🤖 AI Summary
Precise texture alignment and contact establishment of deformable fabrics under grayscale visual guidance using dual robotic arms remains challenging, particularly due to the scarcity of real-world annotated data and domain shift between simulation and reality.
Method: We propose an end-to-end vision-based servoing framework that requires no real labeled data. It integrates a Transformer backbone with a novel Difference Extraction Attention Module (DEAM) to enhance pose deviation estimation accuracy, and couples it with dual-arm cooperative impedance control to jointly regulate fabric pose and tension during contact, ensuring surface平整ness. Training relies solely on synthetic grayscale images.

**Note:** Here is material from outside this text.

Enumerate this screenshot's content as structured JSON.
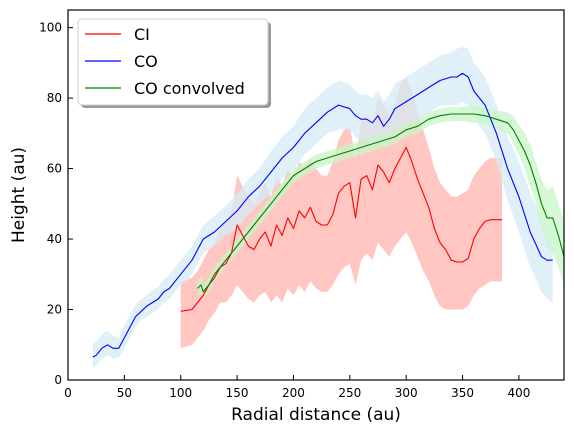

Contribution/Results: The method achieves zero-shot transfer to real-world settings without fine-tuning. Experiments demonstrate high-precision alignment across diverse fabric textures, robust cross-domain generalization, and significantly improved practicality and scalability compared to prior approaches.
📝 Abstract
In this paper, we propose a method to align and place a fabric piece on top of another using a dual-arm manipulator and a grayscale camera, so that their surface textures are accurately matched. We propose a novel control scheme that combines Transformer-driven visual servoing with dualarm impedance control. This approach enables the system to simultaneously control the pose of the fabric piece and place it onto the underlying one while applying tension to keep the fabric piece flat. Our transformer-based network incorporates pretrained backbones and a newly introduced Difference Extraction Attention Module (DEAM), which significantly enhances pose difference prediction accuracy. Trained entirely on synthetic images generated using rendering software, the network enables zero-shot deployment in real-world scenarios without requiring prior training on specific fabric textures. Real-world experiments demonstrate that the proposed system accurately aligns fabric pieces with different textures.